De NEN vraagt op haar website wie er werkt aan ‘personal care robots’, ook wel zorgrobots genoemd? Of wie wil de mensen leren kennen die er mee bezig zijn? Dan is het meedenken aan normen voor deze robots een goed idee.
NEN is bezig met het organiseren van een bijeenkomst over de norm ISO 13482: Safety of Personal Care Robots, een norm die wordt verder ontwikkeld door de werkgroep ISO TC 299 WG2. Tijdens deze bijeenkomst wordt er meer informatie gegeven aan de nieuwe ISO TC 299 en de bijbehorende werkgroepen. De sprekers zijn Nederlandse experts op het gebied van robotica. Uiteraard zal de informatie over de normen, welke werkzaamheden daar bij horen, en wat het ontwikkelen van een norm betekent, niet ontbreken. Iedereen die hierin geïnteresseerd is roept de NEN op om zich voor deze bijeenkomst aan te melden.
Het is vaak de techniek die voorop loopt op de normen, maar in het geval van de zorgrobots is dat wellicht andersom. Dat is een bewuste keuze, want wie werkt aan een zorgrobot, kan wel wat richtlijnen gebruiken om de apparaten in ieder geval veilig te maken. Tenslotte bewegen deze robots zich tussen soms kwetsbare mensen als kinderen en ouderen, en juist deze mensen moeten zich in de buurt van deze robots veilig kunnen voelen. Daarbij zou een ongeval gelijk voor veel media-aandacht zorgen, wat de ontwikkeling van deze sector negatief kan beïnvloeden. Maar de normen hebben nog meer voordelen, zo helpen ze bijvoorbeeld bij het inzichtelijk maken van de aansprakelijkheden voor de fabrikant.

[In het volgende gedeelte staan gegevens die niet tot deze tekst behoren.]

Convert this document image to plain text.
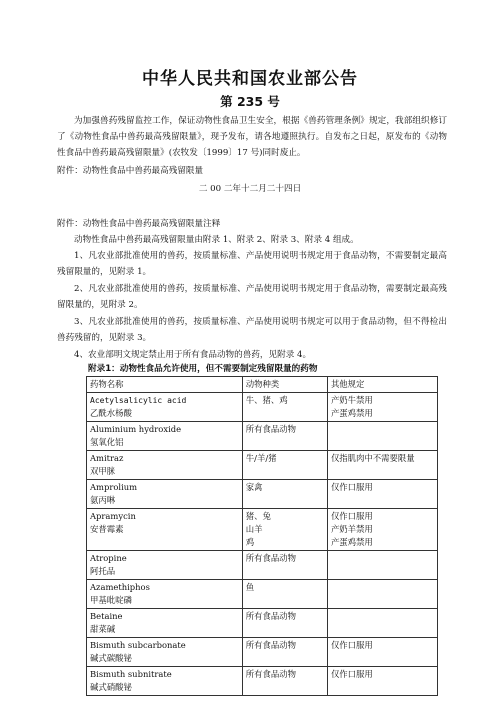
中华人民共和国农业部公告
第 235 号
为加强兽药残留监控工作，保证动物性食品卫生安全，根据《兽药管理条例》规定，我部组织修订了《动物性食品中兽药最高残留限量》，现予发布，请各地遵照执行。自发布之日起，原发布的《动物性食品中兽药最高残留限量》(农牧发〔1999〕17 号)同时废止。
附件：动物性食品中兽药最高残留限量
二 00 二年十二月二十四日
附件：动物性食品中兽药最高残留限量注释
动物性食品中兽药最高残留限量由附录 1、附录 2、附录 3、附录 4 组成。
1、凡农业部批准使用的兽药，按质量标准、产品使用说明书规定用于食品动物，不需要制定最高残留限量的，见附录 1。
2、凡农业部批准使用的兽药，按质量标准、产品使用说明书规定用于食品动物，需要制定最高残留限量的，见附录 2。
3、凡农业部批准使用的兽药，按质量标准、产品使用说明书规定可以用于食品动物，但不得检出兽药残留的，见附录 3。
4、农业部明文规定禁止用于所有食品动物的兽药，见附录 4。
附录1：动物性食品允许使用，但不需要制定残留限量的药物
药物名称	动物种类	其他规定

Acetylsalicylic acid
乙酰水杨酸	牛、猪、鸡	产奶牛禁用
产蛋鸡禁用

Aluminium hydroxide
氢氧化铝	所有食品动物	

Amitraz
双甲脒	牛/羊/猪	仅指肌肉中不需要限量

Amprolium
氨丙啉	家禽	仅作口服用

Apramycin
安普霉素	猪、兔
山羊
鸡	仅作口服用
产奶羊禁用
产蛋鸡禁用

Atropine
阿托品	所有食品动物	

Azamethiphos
甲基吡啶磷	鱼	

Betaine
甜菜碱	所有食品动物	

Bismuth subcarbonate
碱式碳酸铋	所有食品动物	仅作口服用

Bismuth subnitrate
碱式硝酸铋	所有食品动物	仅作口服用
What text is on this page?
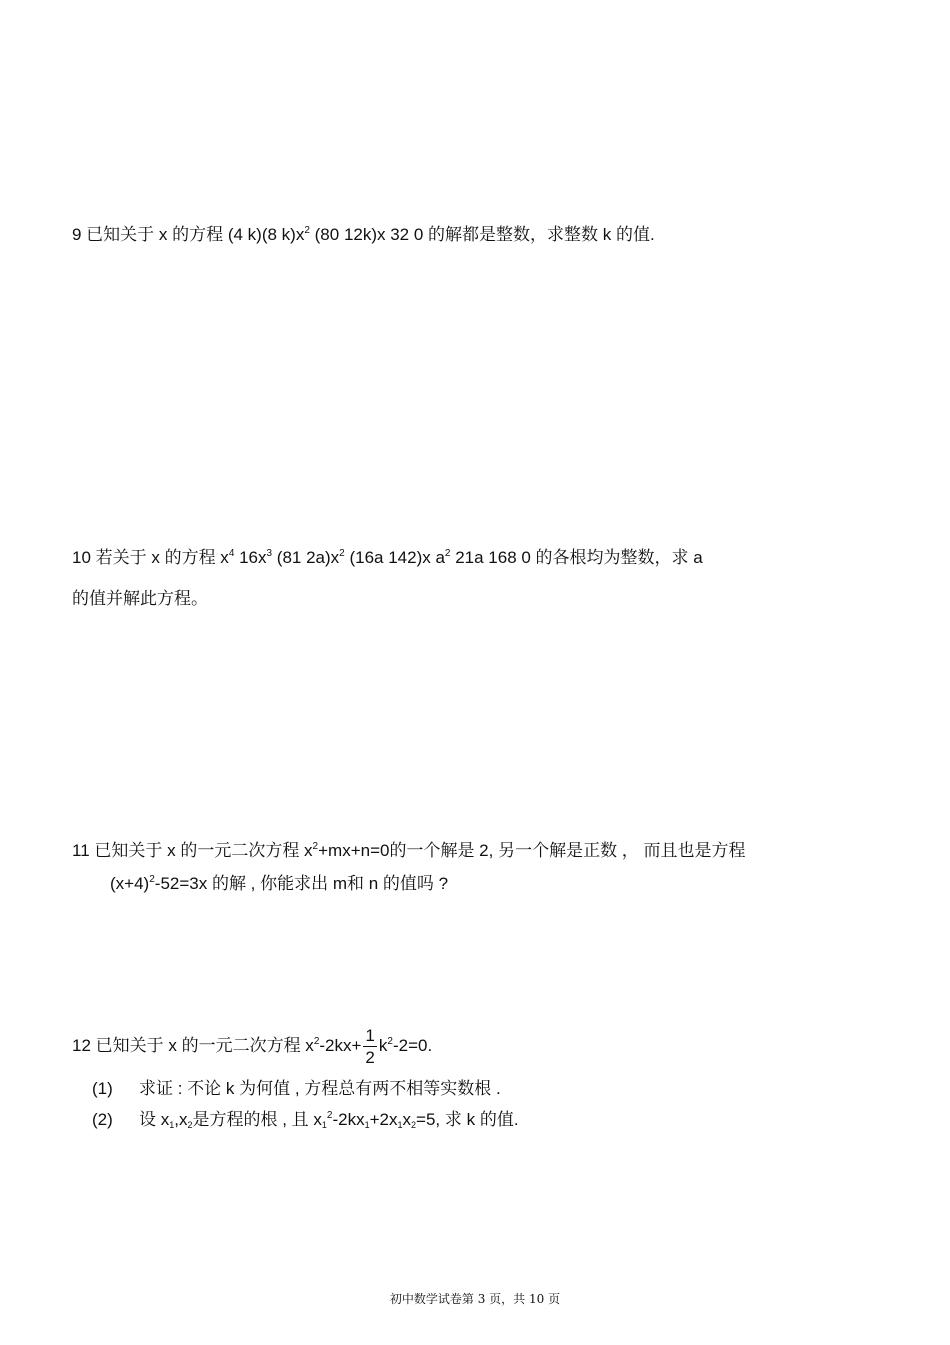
9 已知关于 x 的方程 (4 k)(8 $k)x^2$ (80 12k)x 32 0 的解都是整数，求整数 k 的值.
10 若关于 x 的方程 $x^4$ $16x^3$ (81 $2a)x^2$ (16a 142)x $a^2$ 21a 168 0 的各根均为整数，求 a
的值并解此方程。
11 已知关于 x 的一元二次方程 $x^2+mx+n=0$的一个解是 2, 另一个解是正数 ， 而且也是方程
$(x+4)^2-52=3x$ 的解 , 你能求出 m和 n 的值吗 ?
12 已知关于 x 的一元二次方程 $x^2-2kx+ \frac{1}{2} k^2-2=0$.
(1) 求证 : 不论 k 为何值 , 方程总有两不相等实数根 .
(2) 设 $x_1,x_2$是方程的根 , 且 $x_1^2-2kx_1+2x_1x_2=5$, 求 k 的值.
初中数学试卷第 3 页，共 10 页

Op internationaal niveau is bij ISO op 1 januari van dit jaar de zelfstandige technische commissie ISO TC299 – Robots and robotic devices van start gegaan (voorheen ISO TC184/SC2). Deze technische commissie kreeg zes werkgroepen: Vocabulary and characteristics, Personal care robot safety, Industrial safety, Service robots, Medical robot safety en Modularity for Service Robots.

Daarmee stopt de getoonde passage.